Photo of a bride kissing her groom on the cheek with the text "How To Capture Candid Wedding Moments" photographed by Austin, Texas wedding photographer Nikkolas Nguyen

How to Capture Candid Wedding Moments

As a wedding photographer, you probably have thousands of images of group shots, portraits, and wedding-day details, and there is no doubt that couples love the traditional, formal, posed photos we take of them and their guests during the big day. But oftentimes, they love the candid shots even more. It’s those personal, fleeting moments that round out the wedding story and make for beautiful additions to the album.

A young flower girl twirls in her dress while at a wedding at Dove Hollow Estate in Longview, Texas by Austin Texas wedding photographer Nikkolas Nguyen

Photographing candid moments requires an alert eye and quick feet. You must stay on your toes at all times, but also stay in the moment.

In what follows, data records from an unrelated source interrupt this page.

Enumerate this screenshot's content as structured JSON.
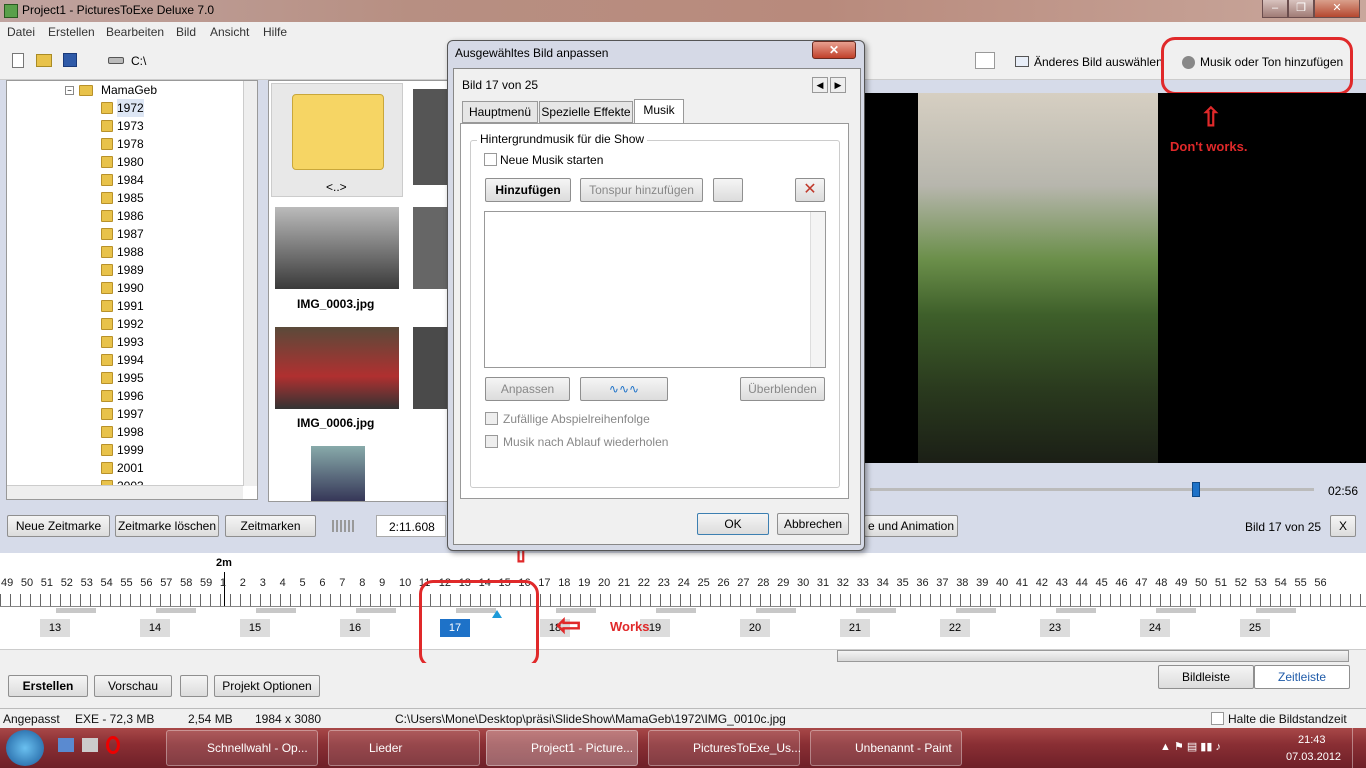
{
  "window": {
    "title": "Project1 - PicturesToExe Deluxe 7.0"
  },
  "menu": [
    "Datei",
    "Erstellen",
    "Bearbeiten",
    "Bild",
    "Ansicht",
    "Hilfe"
  ],
  "toolbar": {
    "path": "C:\\",
    "change_image": "Änderes Bild auswählen",
    "add_music": "Musik oder Ton hinzufügen"
  },
  "tree": {
    "root": "MamaGeb",
    "years": [
      "1972",
      "1973",
      "1978",
      "1980",
      "1984",
      "1985",
      "1986",
      "1987",
      "1988",
      "1989",
      "1990",
      "1991",
      "1992",
      "1993",
      "1994",
      "1995",
      "1996",
      "1997",
      "1998",
      "1999",
      "2001",
      "2003"
    ]
  },
  "thumbs": {
    "up": "<..>",
    "items": [
      "IMG_0003.jpg",
      "IMG_0006.jpg"
    ]
  },
  "preview": {
    "time": "02:56"
  },
  "controls": {
    "new_mark": "Neue Zeitmarke",
    "del_mark": "Zeitmarke löschen",
    "marks": "Zeitmarken",
    "time": "2:11.608",
    "animation": "e und Animation",
    "slide_of": "Bild 17 von 25",
    "close": "X"
  },
  "timeline": {
    "minute_label": "2m",
    "ticks": [
      "49",
      "50",
      "51",
      "52",
      "53",
      "54",
      "55",
      "56",
      "57",
      "58",
      "59",
      "1",
      "2",
      "3",
      "4",
      "5",
      "6",
      "7",
      "8",
      "9",
      "10",
      "11",
      "12",
      "13",
      "14",
      "15",
      "16",
      "17",
      "18",
      "19",
      "20",
      "21",
      "22",
      "23",
      "24",
      "25",
      "26",
      "27",
      "28",
      "29",
      "30",
      "31",
      "32",
      "33",
      "34",
      "35",
      "36",
      "37",
      "38",
      "39",
      "40",
      "41",
      "42",
      "43",
      "44",
      "45",
      "46",
      "47",
      "48",
      "49",
      "50",
      "51",
      "52",
      "53",
      "54",
      "55",
      "56"
    ],
    "slides": [
      "13",
      "14",
      "15",
      "16",
      "17",
      "18",
      "19",
      "20",
      "21",
      "22",
      "23",
      "24",
      "25"
    ]
  },
  "bottom": {
    "create": "Erstellen",
    "preview": "Vorschau",
    "project_options": "Projekt Optionen",
    "slides_tab": "Bildleiste",
    "timeline_tab": "Zeitleiste"
  },
  "status": {
    "mode": "Angepasst",
    "exe": "EXE - 72,3 MB",
    "size": "2,54 MB",
    "dims": "1984 x 3080",
    "path": "C:\\Users\\Mone\\Desktop\\präsi\\SlideShow\\MamaGeb\\1972\\IMG_0010c.jpg",
    "hold": "Halte die Bildstandzeit"
  },
  "dialog": {
    "title": "Ausgewähltes Bild anpassen",
    "slide": "Bild 17 von 25",
    "tabs": [
      "Hauptmenü",
      "Spezielle Effekte",
      "Musik"
    ],
    "group": "Hintergrundmusik für die Show",
    "new_music": "Neue Musik starten",
    "add": "Hinzufügen",
    "add_track": "Tonspur hinzufügen",
    "adjust": "Anpassen",
    "crossfade": "Überblenden",
    "random": "Zufällige Abspielreihenfolge",
    "repeat": "Musik nach Ablauf wiederholen",
    "ok": "OK",
    "cancel": "Abbrechen"
  },
  "annotations": {
    "dont_work": "Don't works.",
    "works": "Works"
  },
  "taskbar": {
    "items": [
      "Schnellwahl - Op...",
      "Lieder",
      "Project1 - Picture...",
      "PicturesToExe_Us...",
      "Unbenannt - Paint"
    ],
    "time": "21:43",
    "date": "07.03.2012"
  },
  "colors": {
    "accent": "#1e72c8",
    "annotation": "#e0292a"
  }
}
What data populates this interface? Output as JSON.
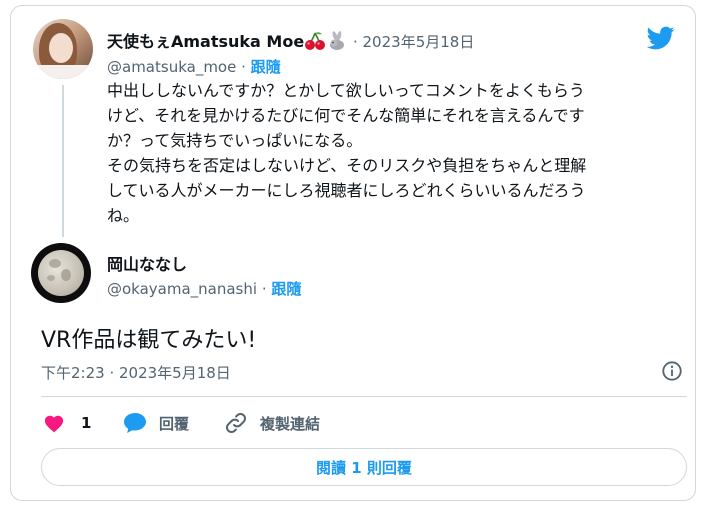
{
  "quoted_tweet": {
    "display_name": "天使もぇAmatsuka Moe",
    "emojis": [
      "cherries-emoji",
      "rabbit-emoji"
    ],
    "date": "2023年5月18日",
    "handle": "@amatsuka_moe",
    "follow_label": "跟隨",
    "text_lines": [
      "中出ししないんですか？とかして欲しいってコメントをよくもらう",
      "けど、それを見かけるたびに何でそんな簡単にそれを言えるんです",
      "か？って気持ちでいっぱいになる。",
      "その気持ちを否定はしないけど、そのリスクや負担をちゃんと理解",
      "している人がメーカーにしろ視聴者にしろどれくらいいるんだろう",
      "ね。"
    ]
  },
  "reply_tweet": {
    "display_name": "岡山ななし",
    "handle": "@okayama_nanashi",
    "follow_label": "跟隨",
    "text": "VR作品は観てみたい!",
    "timestamp": "下午2:23 · 2023年5月18日"
  },
  "actions": {
    "like_count": "1",
    "reply_label": "回覆",
    "copy_link_label": "複製連結"
  },
  "read_replies_label": "閱讀 1 則回覆",
  "colors": {
    "accent": "#1d9bf0",
    "like": "#f91880",
    "muted": "#536471",
    "border": "#cfd9de"
  },
  "separator": " · "
}
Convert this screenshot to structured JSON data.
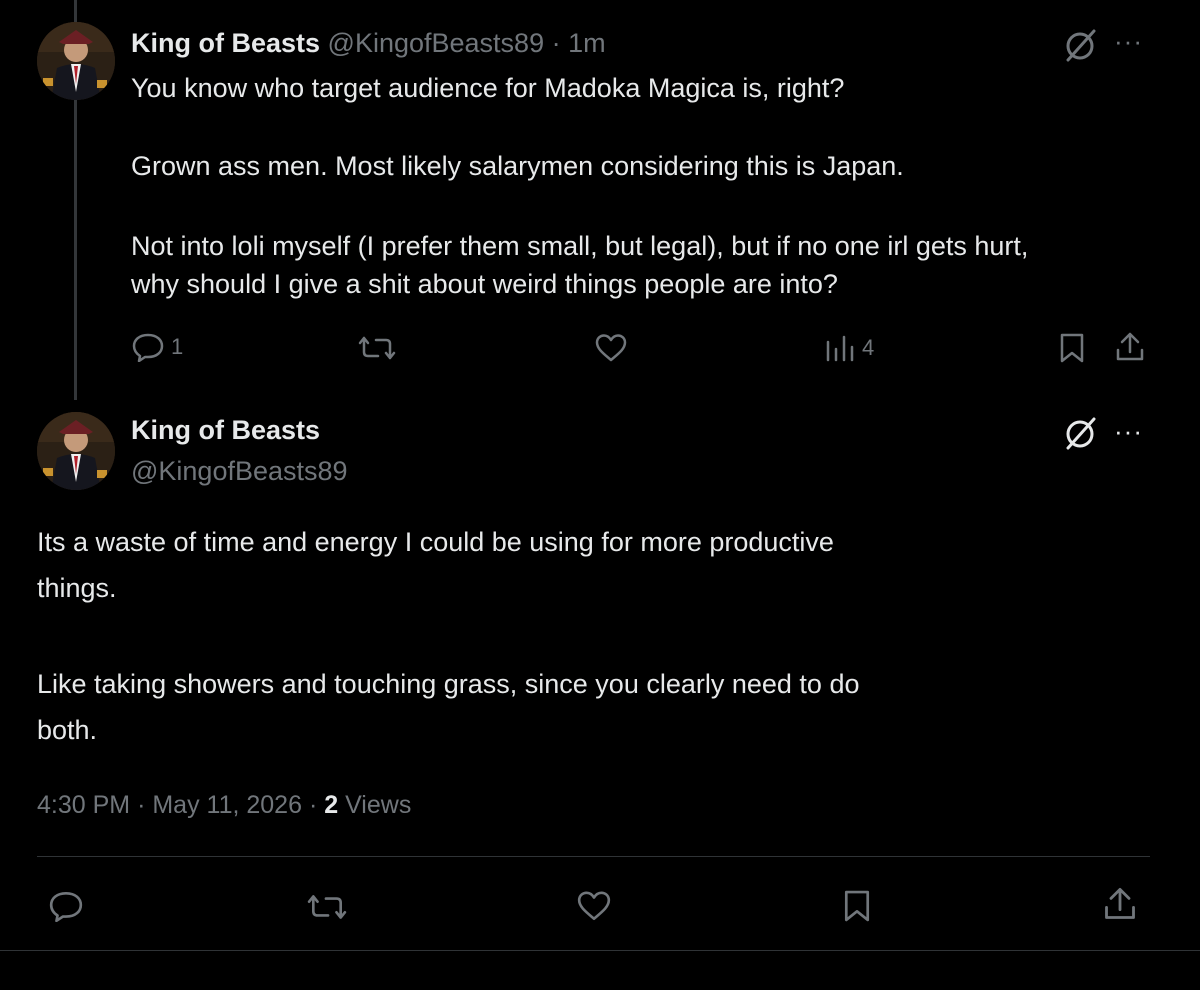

If you want to capture more beautiful candid wedding photos, keep these tips in mind and remember that practice makes perfect. 

Have a second shooter.

There is no way you can be everywhere at once, so having a second shooter on deck can be a huge benefit when it comes to photographing candids.

Take photos of guests before the ceremony starts.

Scan the crowd, watch facial expressions, take several shots before the ceremony starts and see what transpires. But be a little sneaky; once people see you have the camera pointed at them, they are likely to pose.

Two men assist an elderly woman as she walks through a door for a wedding, photographed by Austin Texas wedding photographer Nikkolas Nguyen

Capture moments before and after formal portraits.

These in between times can be golden moments and can include things like the guests’ reaction of the bride and groom’s reception entrance, mingling during the cocktail hour, and the ring bearers and flower girls interacting with each other and the bride and groom.

Be a few minutes ahead of the couple.

Plan, plan, plan. Scout the location beforehand so you get an idea of where you’d like to be and when. Anticipate those fleeting moments.

Snap the imperfect moments.

Like when the bride and maid of honor are trying to gather the kids for a group shot, but the kids just aren’t cooperating. Imperfect moments can be just as priceless and posed ones. Maybe even more so.

A groom stands outside weeping as he reads his wedding vows to his bride at Lucky Arrow Retreat in Dripping Springs, Texas. photographed by Austin Texas wedding photographer Nikkolas Nguyen

Don’t stop shooting after the traditional/posed photos.

You’ve snapped the couple cutting the cake and maybe even the obligatory cake-in-the-face shot, but don’t stop there. Don’t underestimate what might happen next. You may end up capturing fun and intimate candid moments.

Invest in a zoom lens.

As mentioned above, when people see a camera pointed at them, they are more likely to pose. Candids are easier to capture when you’re further away from the action, making a zoom lens a worthy investment.

Related: Essential Wedding Photography Gear

Take lots of shots because at a wedding, more is more.

They won’t all be beautiful or funny or worth a pinch of salt, but the ones that are will be cherished forever. 

Once you’ve collected some candid photos that you love, don’t be afraid to include them in your portfolio or wedding blog posts. People love seeing what is possible for their own wedding photos, so showing them that you are capable of capturing both the traditional and candid moments can increase your chances of getting the job.